Sempre desconfio de soluções supranacionais para problemas da humanidade. Por
exemplo: OEA, Unasul, Mercosul, Brics, ONU e agora, infortunadamente,
Comunidade Europeia. Ninguém se submete à uma coordenação externa por
envolvimento e sem compromisso profundo, nem a Grécia.
Concordo que sempre seja preciso empenho nesta direção, desde que prevenidos
contra a frustração. Não acredito que uma meta para aquecimento da Terra de 1,5
grau centígrado ou outra se cumpra num período pré-agendado. Mas reconheço que
o imperador do planeta seja o Preço, maestro de sua família – os preços relativos.
O desabamento da cotação mundial do barril de petróleo comanda, por um bom
tempo, um tsunami contra toda a cadeia produtiva de bens e de serviços satélite dos
hidrocarbonetos e de seus concorrentes - insumos renováveis. Estão, assim, em
risco as metas da COP-21 recém-aplaudidas no encontro de Paris.

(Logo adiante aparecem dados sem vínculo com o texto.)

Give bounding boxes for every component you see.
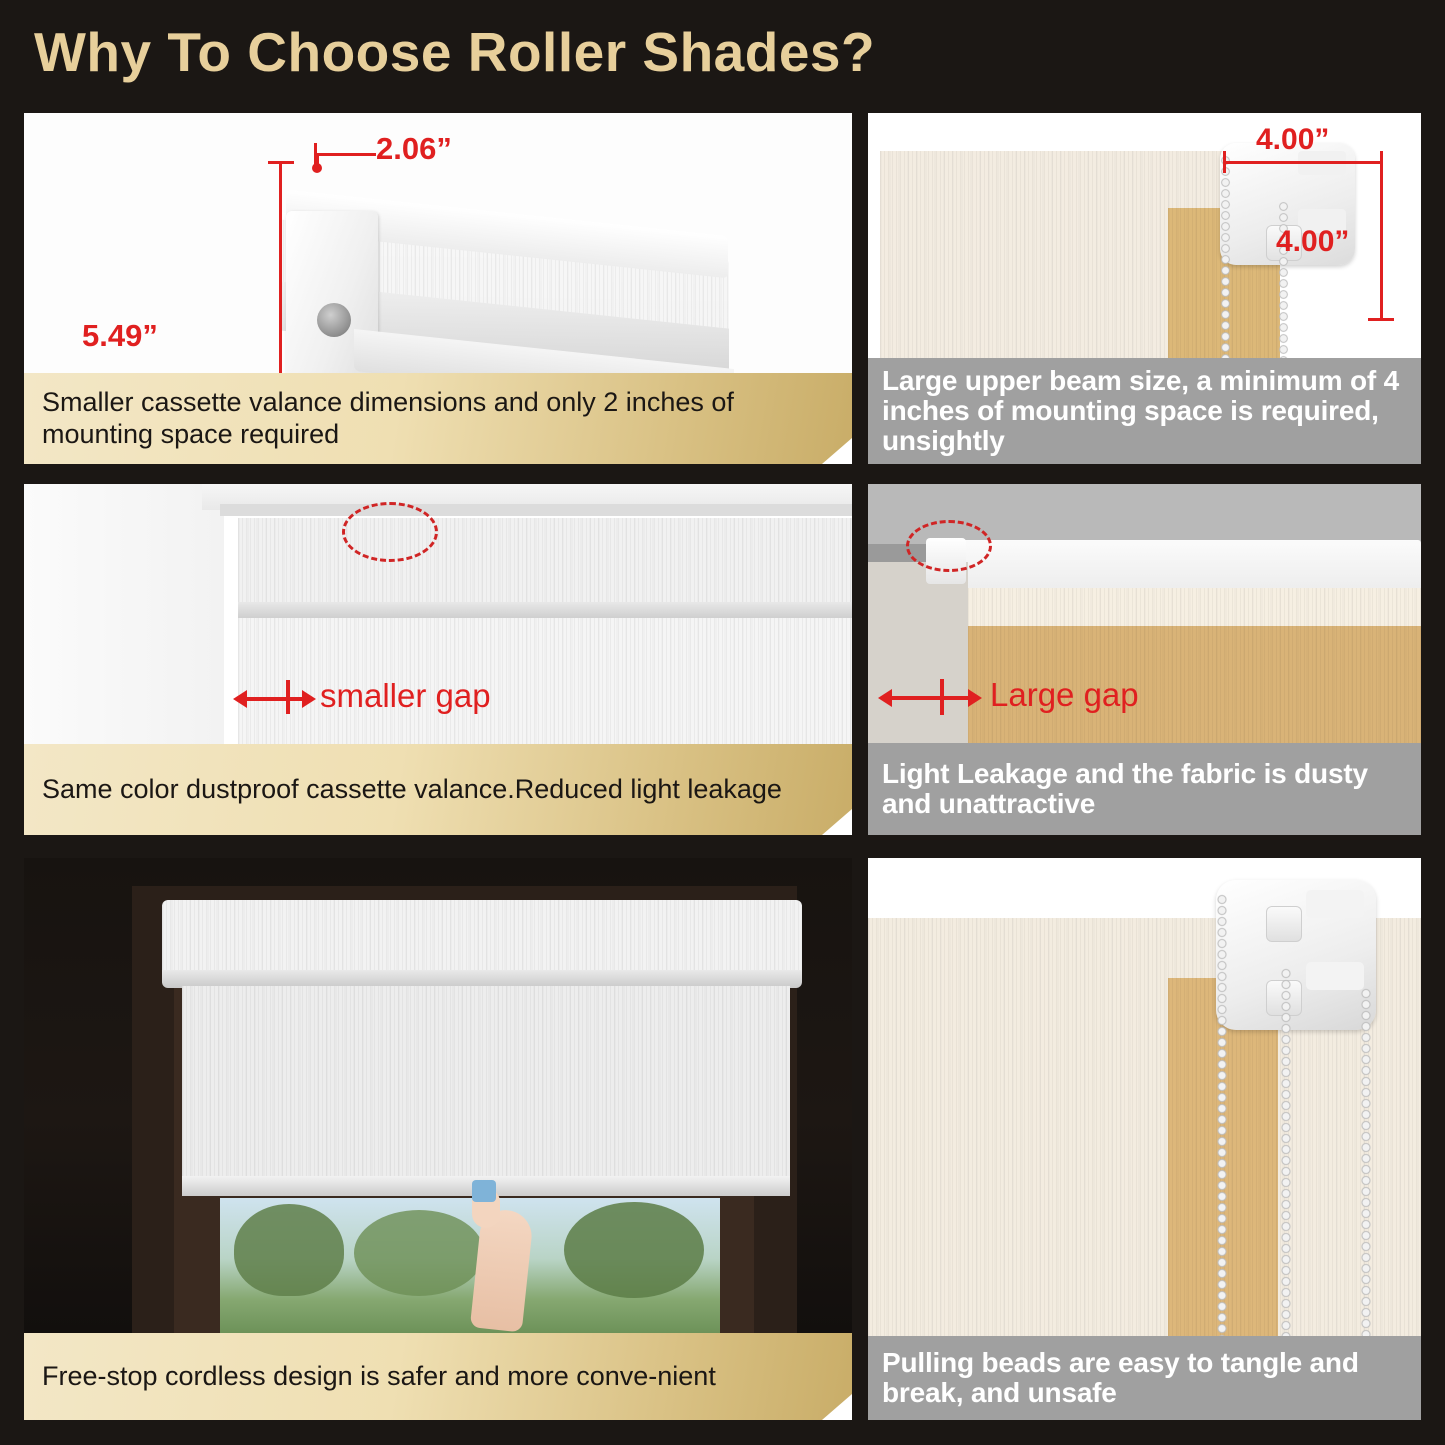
beam-width-tick-left <box>1223 151 1226 173</box>
tree-right <box>564 1202 704 1298</box>
bead-chain-left <box>1220 155 1231 358</box>
window-frame-left <box>24 484 224 744</box>
panel-6-image <box>868 858 1421 1336</box>
width-dimension-label: 2.06” <box>376 131 452 167</box>
large-gap-arrow-right <box>968 689 982 707</box>
bead-chain-right <box>1280 968 1292 1336</box>
panel-1-card: 2.06” 5.49” Smaller cassette valance dim… <box>24 113 852 464</box>
bracket-clip-top <box>1266 906 1302 942</box>
panel-5-card: Free-stop cordless design is safer and m… <box>24 858 852 1420</box>
panel-1-image: 2.06” 5.49” <box>24 113 852 373</box>
panel-3-card: smaller gap Same color dustproof cassett… <box>24 484 852 835</box>
width-dim-line <box>316 153 376 156</box>
roller-tube-housing <box>928 540 1421 594</box>
height-dim-line <box>279 161 282 373</box>
panel-2-image: 4.00” 4.00” <box>868 113 1421 358</box>
beam-depth-tick-bottom <box>1368 318 1394 321</box>
page-title: Why To Choose Roller Shades? <box>34 20 875 84</box>
panel-4-card: Large gap Light Leakage and the fabric i… <box>868 484 1421 835</box>
smaller-gap-label: smaller gap <box>320 677 491 715</box>
panel-5-caption: Free-stop cordless design is safer and m… <box>24 1333 852 1420</box>
tree-left <box>234 1204 344 1296</box>
large-gap-arrow-line <box>888 696 978 700</box>
gap-highlight-ellipse <box>906 520 992 572</box>
shade-fabric <box>182 986 790 1179</box>
beam-depth-label: 4.00” <box>1276 225 1349 259</box>
panel-4-image: Large gap <box>868 484 1421 743</box>
smaller-gap-arrow-right <box>302 690 316 708</box>
cassette-headrail <box>162 900 802 978</box>
panel-6-card: Pulling beads are easy to tangle and bre… <box>868 858 1421 1420</box>
height-dimension-label: 5.49” <box>82 318 158 354</box>
panel-5-image <box>24 858 852 1333</box>
bracket-slot-bottom <box>1306 962 1364 990</box>
window-side-wall <box>868 562 968 743</box>
shade-handle <box>472 1180 496 1202</box>
smaller-gap-arrow-left <box>233 690 247 708</box>
beam-depth-dim-line <box>1380 161 1383 321</box>
bead-chain-loop <box>1360 988 1372 1336</box>
valance-lip <box>238 602 852 618</box>
panel-1-caption: Smaller cassette valance dimensions and … <box>24 373 852 464</box>
window-frame-shadow <box>220 504 852 516</box>
tree-center <box>354 1210 484 1296</box>
shade-fabric-top <box>964 588 1421 628</box>
bracket-slot-top <box>1306 890 1364 918</box>
bead-chain-left <box>1216 894 1228 1336</box>
large-gap-tick <box>940 679 944 715</box>
panel-6-caption: Pulling beads are easy to tangle and bre… <box>868 1336 1421 1420</box>
width-dim-dot <box>312 163 322 173</box>
infographic-page: Why To Choose Roller Shades? 2.06” <box>0 0 1445 1445</box>
cassette-valance <box>238 518 852 606</box>
panel-3-image: smaller gap <box>24 484 852 744</box>
panel-2-caption: Large upper beam size, a minimum of 4 in… <box>868 358 1421 464</box>
height-dim-tick-top <box>268 161 294 164</box>
gap-highlight-ellipse <box>342 502 438 562</box>
large-gap-label: Large gap <box>990 676 1139 714</box>
beam-width-dim-line <box>1223 161 1383 164</box>
large-gap-arrow-left <box>878 689 892 707</box>
panel-3-caption: Same color dustproof cassette valance.Re… <box>24 744 852 835</box>
smaller-gap-tick <box>286 680 290 714</box>
panel-4-caption: Light Leakage and the fabric is dusty an… <box>868 743 1421 835</box>
panel-2-card: 4.00” 4.00” Large upper beam size, a min… <box>868 113 1421 464</box>
beam-width-label: 4.00” <box>1256 123 1329 157</box>
end-cap-hole <box>317 303 351 337</box>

Uma pequena ilustração: como se fará o abastecimento de água potável (leia-se
vida) para um globo habitado por 9,6 bilhões de habitantes (hoje são 7,0), ao redor
de 2050? Ora, nessa direção, um documento da GWI- Global Intelligence Water
sugere a necessidade de investimentos públicos e privados de US$ 1 trilhão, até
2022 ou US$ 500 bilhões, aumentando 6% ao ano. E aí estão contemplados gastos
com desmineralização/ dessalinização de água aumentando 60%, até 2020. Isso
absorve uma monumental quantidade de energia.
O suprimento virtual de petróleo, segundo a Agência Internacional de Energia, antes
da débâcle dos preços mundiais dos crus, por si só deveria produzir um aumento de
13,5% nas suas emissões de gases de efeito estufa. O gás natural inocularia outros
12%. Os automotivos, mais 11%, mesmo considerando a inclusão dos novos
modelos híbridos. Ora, esses números doravante são tímidos e conservadores (no
Brasil, em particular, sou avesso ao carro elétrico que, no mundo, diminui as
emissões).
Com o mercado mais contido pelo petróleo barato, os investimentos em tecnologias
de sucedâneos perdem fôlego, intensidade, pressa. Os financiamentos também
esmaecem. Os fatos atingem qualificação de mão de obra; evolução de arcabouços
regulatórios; arbitragens em geral et caterva.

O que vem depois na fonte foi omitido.